41Rule 19.1 allows the Tribunal to order costs where a party in a proceeding has acted unreasonably, frivolously, vexatiously, or in bad faith. The first reason for the applicant’s claim falls outside of the scope of Rule 19.1. Aviva’s alleged failure to provide reasons occurred prior to the commencement of dispute resolution at the Tribunal.
42The second reason for the applicant’s claim relates to a $474.60 cheque sent by Aviva on February 9, 2018 directly to the applicant. Aviva did not send an Explanation of Benefits with the cheque. The applicant’s counsel inquired with Aviva, who advised through email on February 20, 2018 that the cheque was payment for approved treatment for psychological services.
43I appreciate that the applicant was confused by the direct receipt of a cheque without an Explanation of Benefits. This does not rise to the level of unreasonable conduct required for a costs order under Rule 19. In my view, Aviva’s conduct was a less-than-professional clerical mistake.
44The cost claim could be dismissed on another basis. The applicant raised all of her costs claims in her Reply submissions, after she was put on notice that Aviva was seeking costs. The applicant’s initial submissions were provided to the Tribunal on March 2, 2018. This is after the applicant received the cheque and after her counsel received an informal explanation from Aviva. The applicant should have requested costs on this basis in her initial submissions. Raising it in Reply is not a proper use of Reply submissions. Aviva was not provided with an opportunity to defend itself against this reason for costs.
45The third reason for the applicant’s claim relates to two motions brought by Aviva for an extension of time to file its submissions because, allegedly, the applicant did not provide her submissions in a timely fashion. The first motion was brought on March 6, 2018 and granted on March 7, 2018. A second motion was brought for a further extension but was withdrawn when the applicant was able to prove that the material was mailed to Aviva’s address.
46Again, this is a less-than-professional clerical mistake that does not rise to the level of unreasonable conduct required for a Rule 19 costs order. I appreciate that the applicant and her counsel were insulted and frustrated by the suggestion that they did not provide their material on time. Insult and frustration is only quantified in a Rule 19 costs order if the conduct generating those feelings is unreasonable. Aviva’s conduct does not rise to that level.
Conclusion:
47The applicant is entitled to payment for two Treatment Plans for chiropractic services: $2,275.76 and $1,327.90 (issues 5 and 7) and interest in accordance with s. 51 of the Schedule.

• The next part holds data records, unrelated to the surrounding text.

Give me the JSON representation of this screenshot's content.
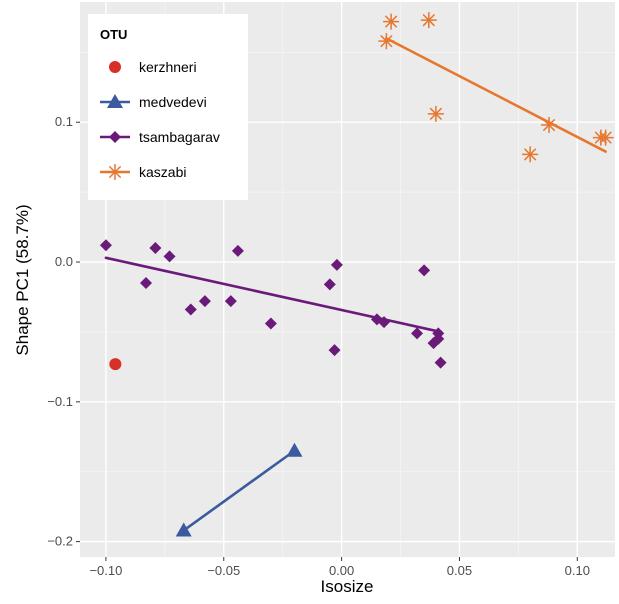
{
  "chart_data": {
    "type": "scatter",
    "xlabel": "Isosize",
    "ylabel": "Shape PC1 (58.7%)",
    "xlim": [
      -0.111,
      0.116
    ],
    "ylim": [
      -0.211,
      0.186
    ],
    "x_ticks": [
      -0.1,
      -0.05,
      0.0,
      0.05,
      0.1
    ],
    "x_tick_labels": [
      "−0.10",
      "−0.05",
      "0.00",
      "0.05",
      "0.10"
    ],
    "y_ticks": [
      -0.2,
      -0.1,
      0.0,
      0.1
    ],
    "y_tick_labels": [
      "−0.2",
      "−0.1",
      "0.0",
      "0.1"
    ],
    "grid": true,
    "legend": {
      "title": "OTU",
      "position": "top-left"
    },
    "series": [
      {
        "name": "kerzhneri",
        "color": "#d73027",
        "marker": "circle",
        "points": [
          [
            -0.096,
            -0.073
          ]
        ],
        "line": null
      },
      {
        "name": "medvedevi",
        "color": "#3a5ba0",
        "marker": "triangle",
        "points": [
          [
            -0.067,
            -0.192
          ],
          [
            -0.02,
            -0.135
          ]
        ],
        "line": [
          [
            -0.067,
            -0.192
          ],
          [
            -0.02,
            -0.135
          ]
        ]
      },
      {
        "name": "tsambagarav",
        "color": "#6a1b7a",
        "marker": "diamond",
        "points": [
          [
            -0.1,
            0.012
          ],
          [
            -0.083,
            -0.015
          ],
          [
            -0.079,
            0.01
          ],
          [
            -0.073,
            0.004
          ],
          [
            -0.064,
            -0.034
          ],
          [
            -0.058,
            -0.028
          ],
          [
            -0.047,
            -0.028
          ],
          [
            -0.044,
            0.008
          ],
          [
            -0.03,
            -0.044
          ],
          [
            -0.005,
            -0.016
          ],
          [
            -0.003,
            -0.063
          ],
          [
            -0.002,
            -0.002
          ],
          [
            0.015,
            -0.041
          ],
          [
            0.018,
            -0.043
          ],
          [
            0.032,
            -0.051
          ],
          [
            0.035,
            -0.006
          ],
          [
            0.039,
            -0.058
          ],
          [
            0.041,
            -0.051
          ],
          [
            0.041,
            -0.055
          ],
          [
            0.042,
            -0.072
          ]
        ],
        "line": [
          [
            -0.1,
            0.003
          ],
          [
            0.042,
            -0.05
          ]
        ]
      },
      {
        "name": "kaszabi",
        "color": "#e6772e",
        "marker": "star",
        "points": [
          [
            0.019,
            0.158
          ],
          [
            0.021,
            0.172
          ],
          [
            0.037,
            0.173
          ],
          [
            0.04,
            0.106
          ],
          [
            0.08,
            0.077
          ],
          [
            0.088,
            0.098
          ],
          [
            0.11,
            0.089
          ],
          [
            0.112,
            0.089
          ]
        ],
        "line": [
          [
            0.019,
            0.16
          ],
          [
            0.112,
            0.079
          ]
        ]
      }
    ]
  }
}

48The applicant is not entitled to payment for any other benefit in dispute.
49Neither the applicant nor Aviva is entitled to costs under Rule 19.1.
Released: June 20, 2018.
Chris Sewrattan, Adjudicator
Footnotes
- Statutory Accident Benefits Schedule – Effective September 1, 2010
- Formerly RBC Insurance
- Section 5(1)1(i) of the Schedule.
- Section 5(1)1(ii)(A) of the Schedule.
- See e.g. ss. 33(1) and (6) of the Schedule.
- Section 33(6) of the Schedule. Note that there are some exceptions under ss. (7), but none apply here.